Tables 2 and 3 also show that the complications after the onset of depression for patients with medical histories that included sleeping disorders differed substantially from those after the onset of depression in patients with combinations of medical histories that did not include sleeping disorders. Therefore, the complications may differ according to the medical histories before onset and could thus promote a better understanding of patient journeys and lead to better personalized medical care. The data volume in the claims database is expected to increase in the future, but as association analysis is a method for extracting combinations from big data, the results are robust.
We focus on the depression which is a typical mental illness as the target disease. Although the main symptoms of depression could be described on a broad spectrum [26] and there may be the variety of patient journeys for the depression, our approach could detect medical histories and complications from various aspects as shown in Figs 3 and 4. Therefore, our approach seems to have certain applicability to other diseases.

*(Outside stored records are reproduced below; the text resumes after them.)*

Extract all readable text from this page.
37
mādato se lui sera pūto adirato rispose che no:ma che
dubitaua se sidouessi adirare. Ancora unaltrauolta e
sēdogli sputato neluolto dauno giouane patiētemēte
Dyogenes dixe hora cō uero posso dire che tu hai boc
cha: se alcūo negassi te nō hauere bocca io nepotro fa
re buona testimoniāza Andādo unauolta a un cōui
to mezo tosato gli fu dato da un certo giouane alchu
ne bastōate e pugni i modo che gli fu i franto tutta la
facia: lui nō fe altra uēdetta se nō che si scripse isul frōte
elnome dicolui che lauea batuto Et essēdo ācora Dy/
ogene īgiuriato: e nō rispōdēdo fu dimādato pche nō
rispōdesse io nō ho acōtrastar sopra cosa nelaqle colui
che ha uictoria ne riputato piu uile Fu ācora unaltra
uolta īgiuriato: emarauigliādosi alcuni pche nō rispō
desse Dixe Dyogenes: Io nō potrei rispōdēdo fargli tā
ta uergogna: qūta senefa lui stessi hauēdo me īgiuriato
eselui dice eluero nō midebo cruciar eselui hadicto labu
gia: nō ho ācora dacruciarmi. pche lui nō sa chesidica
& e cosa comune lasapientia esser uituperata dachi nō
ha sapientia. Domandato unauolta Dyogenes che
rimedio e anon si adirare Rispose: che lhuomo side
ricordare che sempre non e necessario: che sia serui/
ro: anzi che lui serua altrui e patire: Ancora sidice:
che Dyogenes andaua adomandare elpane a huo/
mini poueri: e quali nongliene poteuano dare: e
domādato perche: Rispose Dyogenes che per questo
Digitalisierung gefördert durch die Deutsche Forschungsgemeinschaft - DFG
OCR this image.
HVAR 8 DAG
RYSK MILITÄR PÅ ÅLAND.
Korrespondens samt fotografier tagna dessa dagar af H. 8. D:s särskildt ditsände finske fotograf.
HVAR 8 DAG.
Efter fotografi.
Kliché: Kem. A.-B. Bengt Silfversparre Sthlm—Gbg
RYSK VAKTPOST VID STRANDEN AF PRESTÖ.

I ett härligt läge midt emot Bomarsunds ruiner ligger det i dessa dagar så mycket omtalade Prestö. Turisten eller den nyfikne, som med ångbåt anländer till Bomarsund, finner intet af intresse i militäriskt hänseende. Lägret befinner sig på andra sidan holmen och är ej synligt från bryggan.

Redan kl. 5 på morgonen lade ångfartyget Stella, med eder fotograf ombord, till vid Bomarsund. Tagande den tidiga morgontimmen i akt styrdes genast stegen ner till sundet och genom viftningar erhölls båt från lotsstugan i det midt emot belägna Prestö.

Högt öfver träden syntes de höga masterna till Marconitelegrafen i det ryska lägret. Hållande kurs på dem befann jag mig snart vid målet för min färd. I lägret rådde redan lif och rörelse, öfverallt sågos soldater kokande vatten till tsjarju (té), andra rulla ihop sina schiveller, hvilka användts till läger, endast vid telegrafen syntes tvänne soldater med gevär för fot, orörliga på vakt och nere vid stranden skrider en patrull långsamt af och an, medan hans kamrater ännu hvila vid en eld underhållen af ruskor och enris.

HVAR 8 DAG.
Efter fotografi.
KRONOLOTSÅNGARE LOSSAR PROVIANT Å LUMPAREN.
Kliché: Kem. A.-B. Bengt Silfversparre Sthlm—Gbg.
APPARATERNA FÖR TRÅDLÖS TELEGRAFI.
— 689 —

However, this paper is not without limitations. For instance, only the information on medical histories and complications in the claims database was used, but information on backgrounds, drugs, and dates is also available and patient journeys can be better understood by using this additional information. Our approach is also applicable to other diseases and databases including similar information and we would like to validate these results by combining interpretations in clinical practice. The JMDC is a database based on claims received from multiple health insurance societies. Therefore, the percentage of those aged 65 and over is small compared to the actual demographic distribution in Japan and, thus, we cannot deny the possibility that the results are biased in this respect. Additionally, since control patients could not be set, it is not possible to determine whether medical histories and complications were specific to the patients with depression or not. And, we don’t use sequential information on the order and onset time of medical histories, so our method could be developed using this information. This analysis pertains to future work.
We are grateful to the anonymous referees for their constructive reviews.